Kind eines Dorfschullehrers in Deinste, Kreis Stade (Altes Land) geboren. Die
Mutter ist gestorben als er drei Jahre alt war. Die größeren Geschwister haben
ihn praktisch groß gezogen, da der Vater ledig blieb. In seiner Jugendzeit war
Vater sehr sportlich (Gerätturner und Leichtathlet), Studium in Marburg, Göttingen,
Wien und Leipzig, finanziell hat ihn einer seiner Brüder unterstützt, der uns
dann auch zu DDR - Zeiten regelmäßig „Westpakete“ schickte und auch
Vaters erstes Genex-Auto bezahlte. Vaters Sehnsucht blieb immer seine Heimat
„Das Alte Land“. Bis 1961 ist er mit uns oder auch allein (um für
Mutter Kaffee zu holen) oft über die Grenze gegangen, hatte auch viele Kontakte
zu Pastoren im Westen. Die 1961 geschlossene Grenze war für ihn wie für viele
seiner Generation eine sehr bittere Erfahrung. Als Vater 1973 in den Ruhestand
ging, hatten wir als Kinder schon befürchtet, dass Vater und Mutter sich scheiden
lassen, weil Vater unbedingt in den Westen ziehen wollte (für Pfarrer im Ruhestand
blieb damals kaum etwas anderes übrig als in den Westen zu gehen oder in einem
leerstehenden alten Pfarrhaus Unterschlupf zu finden) und meine Mutter, die
auch aus Niedersachsen (Hameln und Hannover) stammte, wollte unbedingt in der
DDR bleiben, weil Kinder und Enkel dort wohnten. Zum Glück hatte ich im Pfarrhaus
in Ilsenburg genügend Platz für beide. Vater war ja dann in Ilsenburg und Umgebung
noch sehr aktiv als Pfarrer etwa bis zu seinem 88. Lebensjahr und hat alles
ehrenamtlich und sehr gerne gemacht. Außerdem hat er in den Ilsenburger Jahren
sehr viele Ölgemälde gemalt. In seiner direkten und offenen Art ist er dort
auch schnell heimisch geworden. Meine beiden Schwestern und ich sind während
des Krieges geboren und haben unseren Vater erst nach Kriegsende kennen gelernt.

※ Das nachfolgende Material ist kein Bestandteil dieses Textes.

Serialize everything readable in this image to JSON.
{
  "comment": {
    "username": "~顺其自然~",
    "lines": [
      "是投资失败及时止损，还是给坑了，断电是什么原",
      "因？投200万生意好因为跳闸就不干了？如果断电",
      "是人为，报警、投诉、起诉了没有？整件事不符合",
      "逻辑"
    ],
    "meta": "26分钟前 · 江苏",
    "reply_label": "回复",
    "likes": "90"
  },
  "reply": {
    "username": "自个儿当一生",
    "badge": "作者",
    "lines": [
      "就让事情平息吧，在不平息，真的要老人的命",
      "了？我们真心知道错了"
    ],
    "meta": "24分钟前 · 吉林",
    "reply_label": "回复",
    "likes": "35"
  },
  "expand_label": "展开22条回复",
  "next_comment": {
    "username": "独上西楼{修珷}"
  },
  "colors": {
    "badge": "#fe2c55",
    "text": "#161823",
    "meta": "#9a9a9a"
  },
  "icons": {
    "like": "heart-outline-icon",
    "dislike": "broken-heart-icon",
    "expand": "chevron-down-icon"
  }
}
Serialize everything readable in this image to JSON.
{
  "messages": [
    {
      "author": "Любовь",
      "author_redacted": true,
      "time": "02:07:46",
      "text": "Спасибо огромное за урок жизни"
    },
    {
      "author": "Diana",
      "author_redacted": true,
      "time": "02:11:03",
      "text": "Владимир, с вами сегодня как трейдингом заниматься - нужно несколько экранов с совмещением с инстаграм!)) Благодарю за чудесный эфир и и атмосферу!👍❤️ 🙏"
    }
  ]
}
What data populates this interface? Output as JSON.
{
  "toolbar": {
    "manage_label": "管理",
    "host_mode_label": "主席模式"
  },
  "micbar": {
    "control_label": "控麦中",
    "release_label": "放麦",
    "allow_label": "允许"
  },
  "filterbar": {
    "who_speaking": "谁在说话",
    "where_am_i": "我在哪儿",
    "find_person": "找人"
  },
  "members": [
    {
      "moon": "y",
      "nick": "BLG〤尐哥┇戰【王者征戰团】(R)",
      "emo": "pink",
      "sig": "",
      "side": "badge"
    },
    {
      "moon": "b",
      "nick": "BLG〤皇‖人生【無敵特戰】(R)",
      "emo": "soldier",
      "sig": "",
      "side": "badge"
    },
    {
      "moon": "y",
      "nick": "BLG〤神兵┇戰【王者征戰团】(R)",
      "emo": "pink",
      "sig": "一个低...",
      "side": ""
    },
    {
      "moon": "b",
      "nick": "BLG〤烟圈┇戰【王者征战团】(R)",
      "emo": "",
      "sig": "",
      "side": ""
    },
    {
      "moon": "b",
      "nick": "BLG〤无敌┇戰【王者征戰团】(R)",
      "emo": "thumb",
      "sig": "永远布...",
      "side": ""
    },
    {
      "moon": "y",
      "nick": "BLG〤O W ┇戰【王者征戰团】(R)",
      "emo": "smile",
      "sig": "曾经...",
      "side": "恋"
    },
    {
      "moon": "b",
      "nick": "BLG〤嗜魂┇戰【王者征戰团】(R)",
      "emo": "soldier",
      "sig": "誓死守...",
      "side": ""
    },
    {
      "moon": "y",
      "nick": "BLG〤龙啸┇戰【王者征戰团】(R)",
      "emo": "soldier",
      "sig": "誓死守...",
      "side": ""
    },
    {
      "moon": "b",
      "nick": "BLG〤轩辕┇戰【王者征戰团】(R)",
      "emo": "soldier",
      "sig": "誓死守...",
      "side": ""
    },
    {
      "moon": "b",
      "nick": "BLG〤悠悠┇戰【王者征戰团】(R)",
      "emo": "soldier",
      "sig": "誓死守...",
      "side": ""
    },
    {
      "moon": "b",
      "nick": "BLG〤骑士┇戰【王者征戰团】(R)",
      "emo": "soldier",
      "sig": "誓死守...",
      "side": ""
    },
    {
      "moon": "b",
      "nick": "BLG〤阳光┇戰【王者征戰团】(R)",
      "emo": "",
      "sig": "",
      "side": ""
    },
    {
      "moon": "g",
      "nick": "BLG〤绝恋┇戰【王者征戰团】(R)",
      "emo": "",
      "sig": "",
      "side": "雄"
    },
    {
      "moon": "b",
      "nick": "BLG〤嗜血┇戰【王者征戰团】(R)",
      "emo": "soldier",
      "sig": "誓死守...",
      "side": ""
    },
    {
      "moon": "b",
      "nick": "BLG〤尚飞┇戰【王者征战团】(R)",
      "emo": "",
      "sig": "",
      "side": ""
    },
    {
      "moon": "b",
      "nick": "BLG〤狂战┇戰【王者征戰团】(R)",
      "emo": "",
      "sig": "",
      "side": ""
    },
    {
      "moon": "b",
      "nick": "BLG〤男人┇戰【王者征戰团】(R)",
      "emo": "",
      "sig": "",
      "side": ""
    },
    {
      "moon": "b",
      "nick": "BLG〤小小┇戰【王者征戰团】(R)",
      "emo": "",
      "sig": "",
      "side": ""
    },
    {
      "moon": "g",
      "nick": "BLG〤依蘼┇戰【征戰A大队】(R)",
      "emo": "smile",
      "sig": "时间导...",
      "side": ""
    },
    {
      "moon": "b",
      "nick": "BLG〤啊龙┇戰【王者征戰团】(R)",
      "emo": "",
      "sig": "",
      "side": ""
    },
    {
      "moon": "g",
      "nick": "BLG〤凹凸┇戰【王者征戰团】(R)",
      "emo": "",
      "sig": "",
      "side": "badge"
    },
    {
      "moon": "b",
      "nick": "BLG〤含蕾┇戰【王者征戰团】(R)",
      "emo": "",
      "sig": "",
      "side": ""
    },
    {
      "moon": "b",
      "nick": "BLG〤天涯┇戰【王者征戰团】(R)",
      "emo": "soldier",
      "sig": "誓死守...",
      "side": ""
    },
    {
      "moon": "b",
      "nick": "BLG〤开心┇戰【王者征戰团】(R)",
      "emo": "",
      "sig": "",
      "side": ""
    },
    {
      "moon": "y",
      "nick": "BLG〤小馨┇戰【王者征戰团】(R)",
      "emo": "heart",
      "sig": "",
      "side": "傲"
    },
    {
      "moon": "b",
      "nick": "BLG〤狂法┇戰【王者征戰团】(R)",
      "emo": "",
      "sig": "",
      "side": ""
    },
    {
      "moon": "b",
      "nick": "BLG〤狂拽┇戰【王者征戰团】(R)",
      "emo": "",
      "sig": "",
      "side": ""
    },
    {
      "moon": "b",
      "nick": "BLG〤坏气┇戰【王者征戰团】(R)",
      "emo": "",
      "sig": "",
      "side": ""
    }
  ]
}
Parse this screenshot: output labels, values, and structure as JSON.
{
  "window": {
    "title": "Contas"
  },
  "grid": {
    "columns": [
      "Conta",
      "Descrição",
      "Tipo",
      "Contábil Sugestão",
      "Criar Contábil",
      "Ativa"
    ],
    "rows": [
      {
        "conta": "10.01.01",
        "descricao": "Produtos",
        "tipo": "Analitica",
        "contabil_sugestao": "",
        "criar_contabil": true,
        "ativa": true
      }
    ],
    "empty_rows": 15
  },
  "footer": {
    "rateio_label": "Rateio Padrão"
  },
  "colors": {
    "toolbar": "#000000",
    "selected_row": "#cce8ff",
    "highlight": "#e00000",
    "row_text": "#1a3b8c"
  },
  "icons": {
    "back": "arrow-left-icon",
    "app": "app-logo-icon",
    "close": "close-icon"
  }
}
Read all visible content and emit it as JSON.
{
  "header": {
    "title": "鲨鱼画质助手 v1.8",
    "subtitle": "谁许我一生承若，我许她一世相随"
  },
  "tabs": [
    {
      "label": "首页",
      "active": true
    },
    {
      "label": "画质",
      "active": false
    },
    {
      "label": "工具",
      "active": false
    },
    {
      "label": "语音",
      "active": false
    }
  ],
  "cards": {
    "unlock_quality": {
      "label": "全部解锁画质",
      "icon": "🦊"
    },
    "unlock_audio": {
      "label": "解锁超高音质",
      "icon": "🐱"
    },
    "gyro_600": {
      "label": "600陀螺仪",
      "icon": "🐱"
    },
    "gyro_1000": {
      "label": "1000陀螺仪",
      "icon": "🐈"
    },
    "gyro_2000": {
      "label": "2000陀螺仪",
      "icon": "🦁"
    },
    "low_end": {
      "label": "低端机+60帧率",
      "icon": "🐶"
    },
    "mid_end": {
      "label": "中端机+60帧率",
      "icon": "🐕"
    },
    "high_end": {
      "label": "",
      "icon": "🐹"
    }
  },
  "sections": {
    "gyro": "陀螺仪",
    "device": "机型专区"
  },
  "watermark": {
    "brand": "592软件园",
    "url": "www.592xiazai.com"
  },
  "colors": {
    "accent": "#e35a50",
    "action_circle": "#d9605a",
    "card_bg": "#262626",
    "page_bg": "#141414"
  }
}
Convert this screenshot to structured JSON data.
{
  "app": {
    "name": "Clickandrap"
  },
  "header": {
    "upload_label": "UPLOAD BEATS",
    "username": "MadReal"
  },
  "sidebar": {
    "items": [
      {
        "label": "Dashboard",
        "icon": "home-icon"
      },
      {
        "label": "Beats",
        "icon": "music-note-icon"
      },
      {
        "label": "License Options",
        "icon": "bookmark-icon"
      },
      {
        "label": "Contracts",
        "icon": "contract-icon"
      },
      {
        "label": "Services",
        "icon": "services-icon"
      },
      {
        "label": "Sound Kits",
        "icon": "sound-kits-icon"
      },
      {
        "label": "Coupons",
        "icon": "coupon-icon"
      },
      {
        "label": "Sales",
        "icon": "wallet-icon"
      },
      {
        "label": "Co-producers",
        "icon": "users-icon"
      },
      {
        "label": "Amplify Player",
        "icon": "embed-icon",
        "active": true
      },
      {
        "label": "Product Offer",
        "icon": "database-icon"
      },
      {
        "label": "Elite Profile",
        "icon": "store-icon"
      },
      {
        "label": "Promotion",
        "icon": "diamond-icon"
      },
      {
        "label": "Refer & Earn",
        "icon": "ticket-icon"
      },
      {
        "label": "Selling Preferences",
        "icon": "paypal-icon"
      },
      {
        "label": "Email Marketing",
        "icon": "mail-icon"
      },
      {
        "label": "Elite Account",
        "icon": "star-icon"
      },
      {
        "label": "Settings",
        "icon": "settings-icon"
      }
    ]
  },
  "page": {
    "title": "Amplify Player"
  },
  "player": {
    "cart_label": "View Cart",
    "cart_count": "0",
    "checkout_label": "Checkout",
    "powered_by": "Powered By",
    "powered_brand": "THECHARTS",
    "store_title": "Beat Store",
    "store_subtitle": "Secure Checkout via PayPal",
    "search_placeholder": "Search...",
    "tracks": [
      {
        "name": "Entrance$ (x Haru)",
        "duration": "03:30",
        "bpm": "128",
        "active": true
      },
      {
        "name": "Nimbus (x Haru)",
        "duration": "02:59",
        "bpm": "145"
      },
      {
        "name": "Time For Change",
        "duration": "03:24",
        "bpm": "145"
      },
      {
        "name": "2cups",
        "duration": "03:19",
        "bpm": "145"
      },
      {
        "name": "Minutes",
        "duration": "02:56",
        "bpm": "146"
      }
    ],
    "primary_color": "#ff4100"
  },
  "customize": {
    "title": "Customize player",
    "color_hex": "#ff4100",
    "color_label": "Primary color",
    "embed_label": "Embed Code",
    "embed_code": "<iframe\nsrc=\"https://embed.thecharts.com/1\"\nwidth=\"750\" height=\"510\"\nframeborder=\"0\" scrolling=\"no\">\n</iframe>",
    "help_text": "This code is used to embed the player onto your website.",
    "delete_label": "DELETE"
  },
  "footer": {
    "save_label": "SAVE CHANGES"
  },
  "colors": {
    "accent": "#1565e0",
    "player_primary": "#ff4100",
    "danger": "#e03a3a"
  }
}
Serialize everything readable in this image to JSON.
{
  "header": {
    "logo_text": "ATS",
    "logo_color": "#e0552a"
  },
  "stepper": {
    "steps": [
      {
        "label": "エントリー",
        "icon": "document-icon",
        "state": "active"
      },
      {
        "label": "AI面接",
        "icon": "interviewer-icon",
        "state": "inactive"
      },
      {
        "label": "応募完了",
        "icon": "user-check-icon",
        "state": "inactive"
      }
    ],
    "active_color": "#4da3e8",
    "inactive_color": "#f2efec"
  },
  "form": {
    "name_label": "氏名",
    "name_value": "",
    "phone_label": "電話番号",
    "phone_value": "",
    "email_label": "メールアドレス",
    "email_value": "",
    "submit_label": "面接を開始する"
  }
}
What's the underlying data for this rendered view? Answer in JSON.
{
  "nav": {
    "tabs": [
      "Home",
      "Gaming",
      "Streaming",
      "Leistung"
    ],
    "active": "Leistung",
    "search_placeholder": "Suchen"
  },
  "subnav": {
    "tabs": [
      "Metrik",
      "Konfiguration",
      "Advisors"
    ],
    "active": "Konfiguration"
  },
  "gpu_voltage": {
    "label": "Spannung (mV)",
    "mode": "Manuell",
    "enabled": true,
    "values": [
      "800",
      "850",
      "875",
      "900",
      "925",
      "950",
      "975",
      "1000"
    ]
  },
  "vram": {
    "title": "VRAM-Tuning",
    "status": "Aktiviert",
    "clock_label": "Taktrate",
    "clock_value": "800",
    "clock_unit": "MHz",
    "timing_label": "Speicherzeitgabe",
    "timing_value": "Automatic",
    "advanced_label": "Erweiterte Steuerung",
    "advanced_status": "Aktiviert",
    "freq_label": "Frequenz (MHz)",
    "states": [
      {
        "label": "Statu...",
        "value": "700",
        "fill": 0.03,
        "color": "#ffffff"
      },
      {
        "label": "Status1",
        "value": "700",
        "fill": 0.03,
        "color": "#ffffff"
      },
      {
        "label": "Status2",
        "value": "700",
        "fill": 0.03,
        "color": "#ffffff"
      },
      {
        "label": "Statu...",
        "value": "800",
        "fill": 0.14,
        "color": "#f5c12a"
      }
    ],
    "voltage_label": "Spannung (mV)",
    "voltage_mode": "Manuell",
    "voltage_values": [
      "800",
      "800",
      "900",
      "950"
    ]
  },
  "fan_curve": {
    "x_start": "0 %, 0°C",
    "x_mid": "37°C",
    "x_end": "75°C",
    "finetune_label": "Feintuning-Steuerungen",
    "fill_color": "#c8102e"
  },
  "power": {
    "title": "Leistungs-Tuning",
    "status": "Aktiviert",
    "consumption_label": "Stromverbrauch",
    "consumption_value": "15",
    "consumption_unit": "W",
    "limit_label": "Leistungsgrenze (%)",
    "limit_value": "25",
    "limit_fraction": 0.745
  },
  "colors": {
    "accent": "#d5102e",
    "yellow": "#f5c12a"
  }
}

Viele Erinnerungen bleiben für uns an die Apenburger Zeit, z.
B. an die Besuche von Pastor Otto Reichmann aus Winterfeld, der immer in der
Dämmerzeit spannende und oft auch sehr gruselige Geschichten
erzählte. Oft war Pastor Reichmann, der bei uns Kindern nur der „heilige
Otto“ hieß, nach seinen Erzählungen selbst so verängstigt, dass mein Vater
ihn dann nach Winterfeld (zu Fuß), wenigstens bis hinter den Recklinger Wald
bringen musste, während wir Kinder und auch meine Mutter zu Hause saßen und
nicht wagten, vor Angst uns zu bewegen, bis endlich mein Vater kam und
der Spuk vorbei war.
Tiere
spielten in der Familie eine große Rolle, neben den vielen Menschen, die im
Hause ein und aus gingen. Es kam schon mal vor, dass am Sonntagmorgen als letztes
Gemeindemitglied unsere Ziege in die offen Kirche einmarschierte oder dass unser
Hund (Neufundländer) einen Hochzeitszug durcheinander brachte, weil der Schleier
der Braut ihn ärgerte. Meine Eltern wurden manchmal zu großen Hochzeiten in
Recklingen oder Klein Apenburg mit der Kutsche abgeholt. Ein Schreck für uns
alle war eine Kutschfahrt meiner Eltern, bei der die Pferde in der Vorderstraße
plötzlich durchgingen und in einem Wahnsinnstempo durch die Vorder- und die
Bahnhofsstraße rasten. Mein Vater war bei diesem Tempo von der Kutsche abgesprungen,
hielt sich mit einer Hand an der Kutsche fest und lief neben der Kutsche durch
den ganzen Ort, um notfalls meine Mutter aufzufangen. Erst hinter dem Friedhof
kam die Kutsche zum Stehen.
Geldsorgen hatten meine Eltern immer. Vater war kein guter
Geschäftsmann. Dazu war er viel zu unordentlich und auch zu gutmütig. Sein
Schreibtisch sah immer wüst aus. Er versuchte sich dann z.B. mit Tabakanbau
oder Hundezucht etwas Geld hinzuzuverdienen, aber oft waren es Zusatzgeschäfte.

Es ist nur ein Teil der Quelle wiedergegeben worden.